Generally, two variants that are very close together on a chromosome are less likely to be broken up by recombination than those that are very far away. As a consequence, genotypes for variants that are nearby are likely to be correlated, or in linkage disequilibrium (LD) with each other. We will discuss several metrics to compute the LD between pairs of variants.

Consider two SNPs, SNP1 and SNP2, with MAFs \(q_1\) and \(q_2\). We can go observe many haplotypes in the population, and count how many times we saw each combination of alleles at these two positions. e.g. \(p_{00}\) denotes the percent of haplotypes that have the major allele at both positions:

We consider the two SNPs to be in linkage equilibrium (uncorrelated) if the chance to observe a particular combination of alleles is the same as if we had drawn each allele independently, i.e.:

• \(p_{00} = (1-q_1)(1-q_2)\)

• \(p_{10} = q_1(1-q_2)\)

• \(p_{01} = (1-q_1)q_2\)

• \(p_{11} = q_1q_2\)

On the other hand, that are in LD if these relationships are not true:

• \(p_{00} \neq (1-q_1)(1-q_2)\)

• \(p_{10} \neq q_1(1-q_2)\)

• \(p_{01} \neq (1-q_1)q_2\)

• \(p_{11} \neq q_1q_2\)

D and D prime

One way we can quantify LD is with the \(D\) metric:

\[ D = p_{11} - q_1q_2 \]

This measures how far the observed haplotype frequencies deviate from the expected.
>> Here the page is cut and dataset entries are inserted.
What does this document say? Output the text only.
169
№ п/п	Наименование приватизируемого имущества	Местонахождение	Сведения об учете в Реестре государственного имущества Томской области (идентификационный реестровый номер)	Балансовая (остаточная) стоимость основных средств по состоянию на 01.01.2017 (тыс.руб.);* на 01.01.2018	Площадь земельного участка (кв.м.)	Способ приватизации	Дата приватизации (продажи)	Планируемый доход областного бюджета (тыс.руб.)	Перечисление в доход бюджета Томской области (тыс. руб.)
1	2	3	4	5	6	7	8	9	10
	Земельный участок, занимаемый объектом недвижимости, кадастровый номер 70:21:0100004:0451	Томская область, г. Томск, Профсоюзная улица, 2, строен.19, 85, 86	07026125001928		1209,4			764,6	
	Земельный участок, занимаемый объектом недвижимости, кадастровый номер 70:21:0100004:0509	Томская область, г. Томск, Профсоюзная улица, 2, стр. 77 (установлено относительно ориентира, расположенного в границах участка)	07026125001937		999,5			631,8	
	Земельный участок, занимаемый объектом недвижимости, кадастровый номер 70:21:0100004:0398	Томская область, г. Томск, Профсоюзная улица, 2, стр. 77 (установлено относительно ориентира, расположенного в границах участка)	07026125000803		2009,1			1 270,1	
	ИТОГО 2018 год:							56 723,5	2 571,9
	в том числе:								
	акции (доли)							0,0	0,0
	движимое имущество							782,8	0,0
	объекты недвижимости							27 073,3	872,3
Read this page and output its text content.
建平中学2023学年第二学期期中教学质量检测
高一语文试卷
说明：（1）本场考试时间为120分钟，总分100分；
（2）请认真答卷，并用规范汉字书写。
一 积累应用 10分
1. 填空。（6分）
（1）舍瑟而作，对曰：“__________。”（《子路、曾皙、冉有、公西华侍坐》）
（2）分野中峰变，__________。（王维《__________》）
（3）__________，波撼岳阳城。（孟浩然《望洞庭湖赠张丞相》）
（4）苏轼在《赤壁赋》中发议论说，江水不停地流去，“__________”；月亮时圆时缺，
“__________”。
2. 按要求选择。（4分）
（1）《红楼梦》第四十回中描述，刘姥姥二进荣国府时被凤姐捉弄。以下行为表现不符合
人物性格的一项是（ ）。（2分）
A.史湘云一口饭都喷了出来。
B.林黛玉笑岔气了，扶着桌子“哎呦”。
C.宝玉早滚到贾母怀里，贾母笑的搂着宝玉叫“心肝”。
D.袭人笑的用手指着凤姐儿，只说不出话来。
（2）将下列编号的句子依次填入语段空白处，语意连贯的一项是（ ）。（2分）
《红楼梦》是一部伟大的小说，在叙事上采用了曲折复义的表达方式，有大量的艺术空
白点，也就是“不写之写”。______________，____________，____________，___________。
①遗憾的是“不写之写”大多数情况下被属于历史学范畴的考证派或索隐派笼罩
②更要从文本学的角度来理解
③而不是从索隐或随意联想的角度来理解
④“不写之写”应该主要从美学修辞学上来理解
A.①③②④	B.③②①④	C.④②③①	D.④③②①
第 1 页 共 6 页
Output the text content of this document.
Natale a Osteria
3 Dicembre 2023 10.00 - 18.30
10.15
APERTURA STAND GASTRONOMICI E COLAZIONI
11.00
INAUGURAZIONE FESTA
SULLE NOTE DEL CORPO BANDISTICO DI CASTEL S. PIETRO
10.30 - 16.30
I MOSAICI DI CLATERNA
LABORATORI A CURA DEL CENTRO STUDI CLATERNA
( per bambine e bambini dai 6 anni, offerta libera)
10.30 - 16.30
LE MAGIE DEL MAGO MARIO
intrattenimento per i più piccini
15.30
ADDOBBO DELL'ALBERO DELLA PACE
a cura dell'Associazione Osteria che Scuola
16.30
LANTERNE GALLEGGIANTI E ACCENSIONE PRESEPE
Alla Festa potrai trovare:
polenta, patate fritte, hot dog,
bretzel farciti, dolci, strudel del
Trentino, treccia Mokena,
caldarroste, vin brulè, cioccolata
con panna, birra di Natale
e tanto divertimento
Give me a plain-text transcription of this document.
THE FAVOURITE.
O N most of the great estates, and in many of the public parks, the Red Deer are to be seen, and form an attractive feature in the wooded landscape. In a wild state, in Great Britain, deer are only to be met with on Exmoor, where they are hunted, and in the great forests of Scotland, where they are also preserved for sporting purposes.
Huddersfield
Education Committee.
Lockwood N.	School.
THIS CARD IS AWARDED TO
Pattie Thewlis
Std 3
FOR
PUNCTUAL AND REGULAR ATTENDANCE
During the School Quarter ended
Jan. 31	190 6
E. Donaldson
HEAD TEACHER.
If there is no LD, then this quantity will be 0. Note, the sign is arbitrary. A limitation of this metric is that the range depends on the MAFs of SNP1 and SNP2. Therefore a more commonly used metric is \(D'\), which normalizes by the maximum possible value of \(D\):

\[ D' = D/D_{max}\]

where \(D_{max} = \max\{-q_1q_2, -(1-q_1)(1-q_2)\}\) if \(D<0\) and \(D_{max} = \min\{q_1(1-q_2), (1-q_1)q_2\} if \)D>0$.

\(r^2\)

Another way to measure LD is using squared Pearson correlation between the alleles at SNP1 vs. SNP2 across many haplotypes in the population. This comes out to:

\[r^2 = \frac{D^2}{q_1(1-q_1)q_2(1-q_2)}\]

\(r^2\) is between 0 and 1 (although it is not always possible for \(r^2\) to reach 1, depending on the allele frequencies of the two SNPs considered). It will also be a convenient metric later on when we talk about GWAS and fine-mapping.

LD patterns

Below shows a representative example region of the genome, in which the LD (\(r^2\)) is plotted for each pair of SNPs.

Notice the triangle shape. The triangles indicate large blocks (LD blocks) of variants that are in high correlation with each other. The breaks between triangles indicate recombination hotspots, where recombination frequently occurs and has broken down the correlation between variants. Note, LD patterns often vary substantially by ancestry.